Темноватый тамбур, дальше, стоило распахнуть ещё одну дверь – слёзы из глаз, такой ослепительный свет, и сразу теплынь: из Аляски в Индию. И столько всего пестрит и звучит. Гвалт, беготня, музыка… Гулким эхом песня незнакомая из большого репродуктора, не на русском. Просторное фойе с высоким потолком, двумя колоннами посередине, увитыми мишурой, и повсюду гирлянды, шары, что-то блестит то там, то сям. «Ёлочный дождь, чья-то одежда?» – никакого страха в помине, одно жадное любопытство.
Всё это напоминало… храм. Высотой, блеском, желанием повыше задирать голову и окунаться в этот блеск. Она и задрала. Шапку поймала на лету. «Пришелец, никому не понятный с этим помпоном». Мимо носились её сверстники и помладше – счастливые! Ни одной девчонки в форме. Ни фартуков, ни коричневых этих платьев инкубаторских – сразу было видно и без очков. Да и мальчишки – кто в свитерах, кто в пиджаках, как у взрослых.
«И это – школа?! Да это новое приключенческое кино, которое, умри, надо досмотреть до конца». Руки всё в двойных рукавицах, но пальцы потихоньку возвращаются к жизни, подрагивая от острого покалывания. В предвкушении…

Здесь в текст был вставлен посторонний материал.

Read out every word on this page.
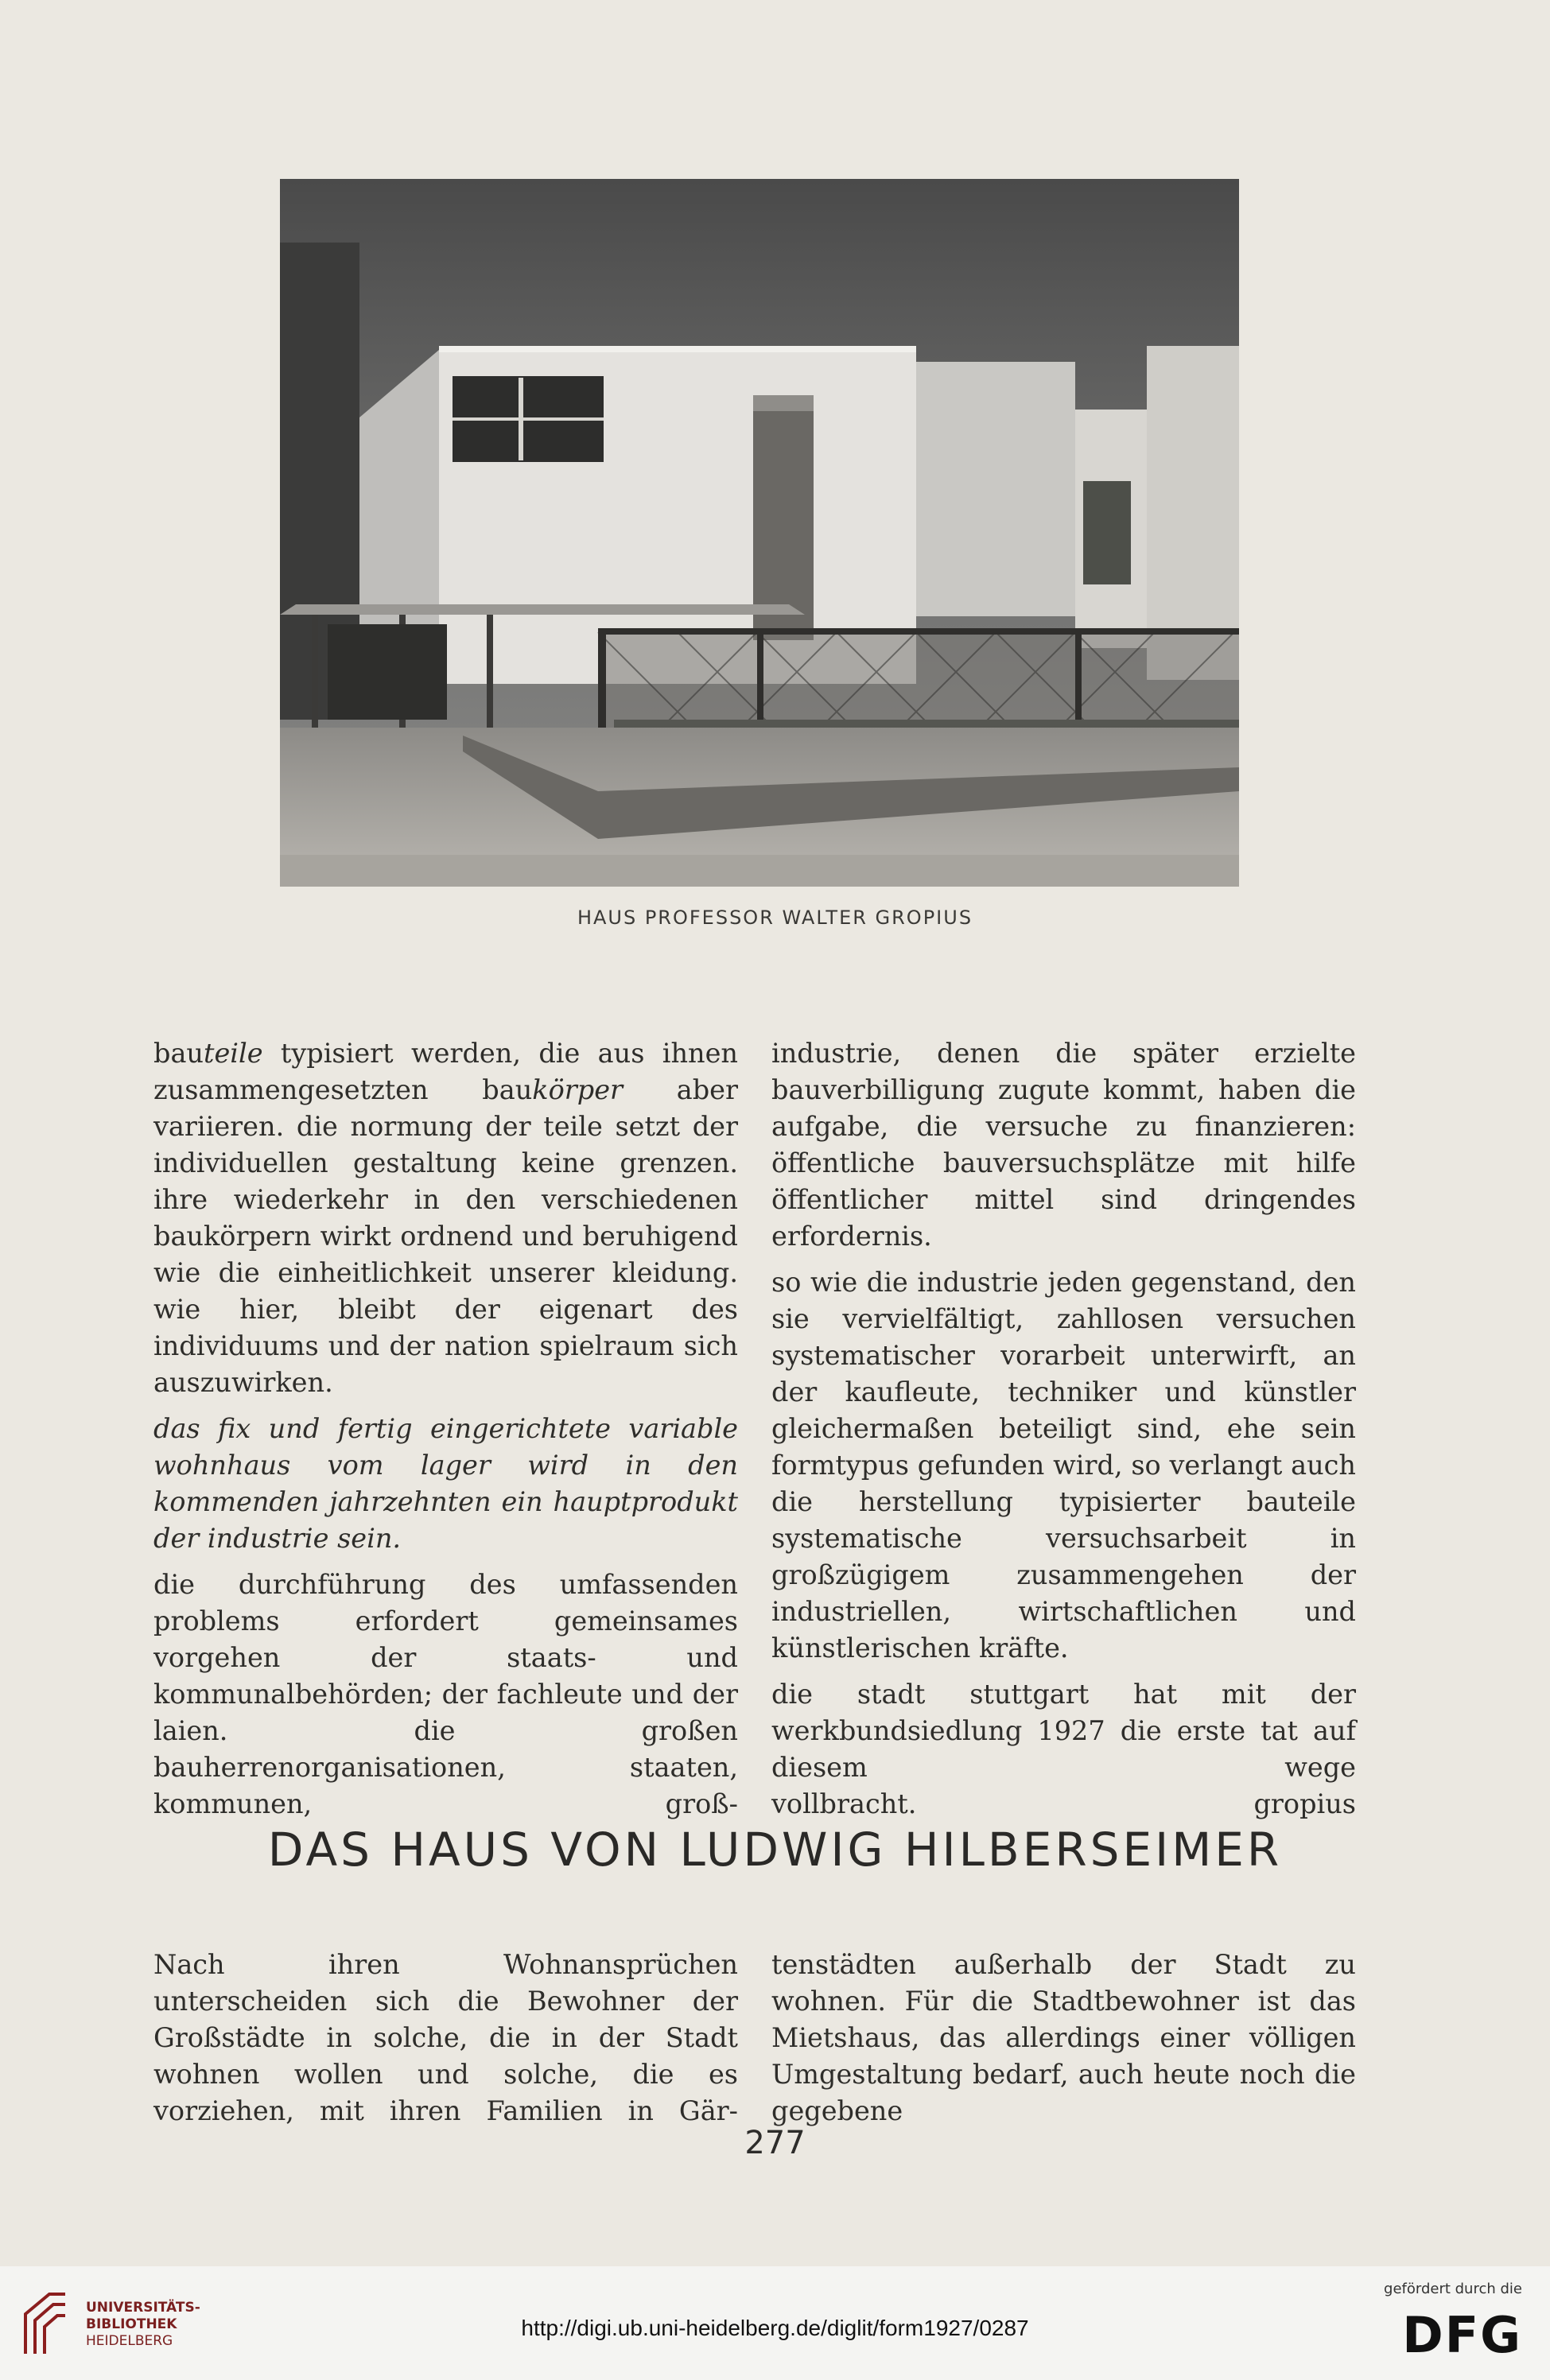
HAUS PROFESSOR WALTER GROPIUS

bauteile typisiert werden, die aus ihnen zusammengesetzten baukörper aber variieren. die normung der teile setzt der individuellen gestaltung keine grenzen. ihre wiederkehr in den verschiedenen baukörpern wirkt ordnend und beruhigend wie die einheitlichkeit unserer kleidung. wie hier, bleibt der eigenart des individuums und der nation spielraum sich auszuwirken.

das fix und fertig eingerichtete variable wohnhaus vom lager wird in den kommenden jahrzehnten ein hauptprodukt der industrie sein.

die durchführung des umfassenden problems erfordert gemeinsames vorgehen der staats- und kommunalbehörden; der fachleute und der laien. die großen bauherrenorganisationen, staaten, kommunen, groß-

industrie, denen die später erzielte bauverbilligung zugute kommt, haben die aufgabe, die versuche zu finanzieren: öffentliche bauversuchsplätze mit hilfe öffentlicher mittel sind dringendes erfordernis.

so wie die industrie jeden gegenstand, den sie vervielfältigt, zahllosen versuchen systematischer vorarbeit unterwirft, an der kaufleute, techniker und künstler gleichermaßen beteiligt sind, ehe sein formtypus gefunden wird, so verlangt auch die herstellung typisierter bauteile systematische versuchsarbeit in großzügigem zusammengehen der industriellen, wirtschaftlichen und künstlerischen kräfte.

die stadt stuttgart hat mit der werkbundsiedlung 1927 die erste tat auf diesem wege

vollbracht.	gropius
DAS HAUS VON LUDWIG HILBERSEIMER

Nach ihren Wohnansprüchen unterscheiden sich die Bewohner der Großstädte in solche, die in der Stadt wohnen wollen und solche, die es vorziehen, mit ihren Familien in Gär-

tenstädten außerhalb der Stadt zu wohnen. Für die Stadtbewohner ist das Mietshaus, das allerdings einer völligen Umgestaltung bedarf, auch heute noch die gegebene

277
UNIVERSITÄTS-
BIBLIOTHEK
HEIDELBERG
http://digi.ub.uni-heidelberg.de/diglit/form1927/0287
gefördert durch die
DFG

– Наконец-то! Гони звёзды! Now!
Два сказочных существа – они блестели! – метнулись от колонны к девочке. Балерины? Феи? Платья в блёстках и рюшах, волны широких юбок – море перед штормом; накрашенные ярким губы, глаза; руки с ногтями цвета крови тянутся выхватить своё…
– Я?!
Как же свет бьёт в глаза, не иначе, порождает оптический обман. На головах у фей ещё и прозрачные крылышки на ободках из разноцветных камней.
– Нет, Мэрилин Монро мы ждём с посылкой! Ну, давай, давай, Насть, нам репетировать надо, – перекрикивая музыку, кричала фея или эльф, та, что справа.
Девочка глянула по сторонам – рядом никого.
– Я – Аня. Какие звёзды?!
– Какая Аня?! Ты что, не Зойкина сестра?
– Н-нет.
«Очки бесполезно. Запотеют только». Вытащила лишь руки из рукавиц, правая почему-то замёрзла больше левой, пальцы к губам: «Пф, пфу-у…»
– Завал! А где Настя?! – левая фея сердито.
Сказочные, уперев руки в бока, подступили к девочке с двух флангов совсем близко – не сбежать.
– Да я же…
По лицу весеннее таянье, слёзы мешают, рукой без рукавицы смахнула их кое-как. «Ну всё, инкогниту привет». Она, Аня, сбежала сегодня с уроков в эту чужую школу, потому что ей надо… из-за иностранного.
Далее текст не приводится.